Long term, who knows, we may see entire applications written in QML, opening up Qt to a new and broader audience.

You can see the latest Qt roadmap here.

Qt pros and cons

I was impressed that attendance here has increased – from around 500 last year to around 700 – despite the economy. Those developers I spoke to seemed to like Qt, praising the way it self-manages memory, though some find the model-view aspect too complex and apparently this is to be improved. Nokia’s stewardship and openness is appreciated and the Qt roadmap generally liked, though there is concern that its understandable focus on mobile may leave the desktop under-served.

Cross-platform capability is increasingly important, and for those who want the performance and capability of C++ along with really good Linux support – important for embedded use – Qt is a strong contender. The focus on mobile is right, not only because of Nokia’s own needs, but because demand for Smartphone apps can only increase.

Integrating with Webkit is a smart move, opening up possibilities for hybrid web/desktop applications and giving Windows developers an alternative to embedded IE with all its quirks.

The open source aspect is another strength. This is now a good selling point if you developing for certain governments (the UK is one such) or other organisations that have a bias towards open source.

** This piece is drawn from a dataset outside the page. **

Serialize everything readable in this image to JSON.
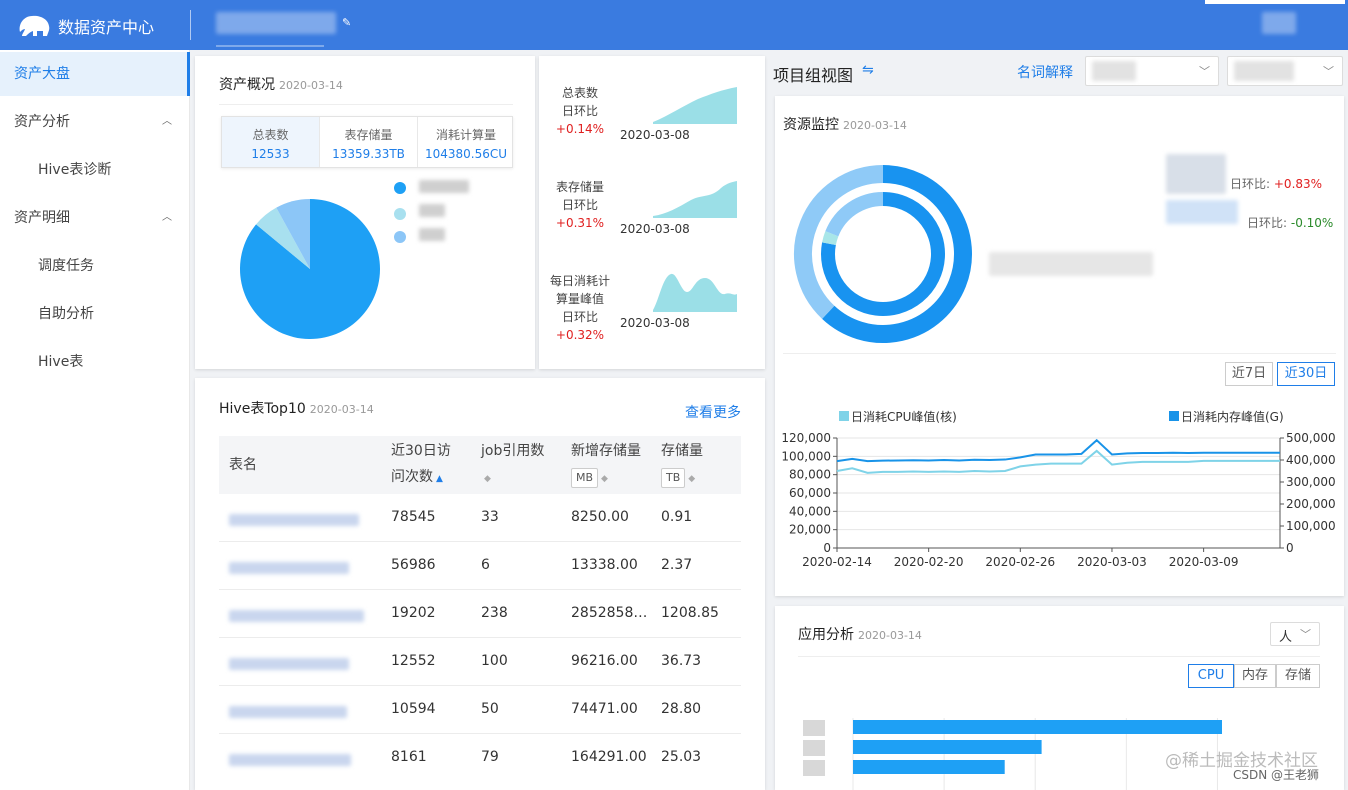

That said, talk of Qt everywhere is premature. The mobile space is fractured, and without iPhone, WebOS or Android Nokia cannot claim to have a universal solution. Nor has anyone else; but I’m just back from Adobe MAX where we heard about wider support for the Flash runtime. Then again, few choose between C++ or Flash; Adobe’s runtime is pretty much off the map for attendees here.

Qt is well-established in its niche, and is in good hands. I will be interested to see whether Nokia is successful in broadening its appeal.

Incidentally, if you can get to San Francisco you can still catch Qt Developer Days as it is running there from November 2nd-4th.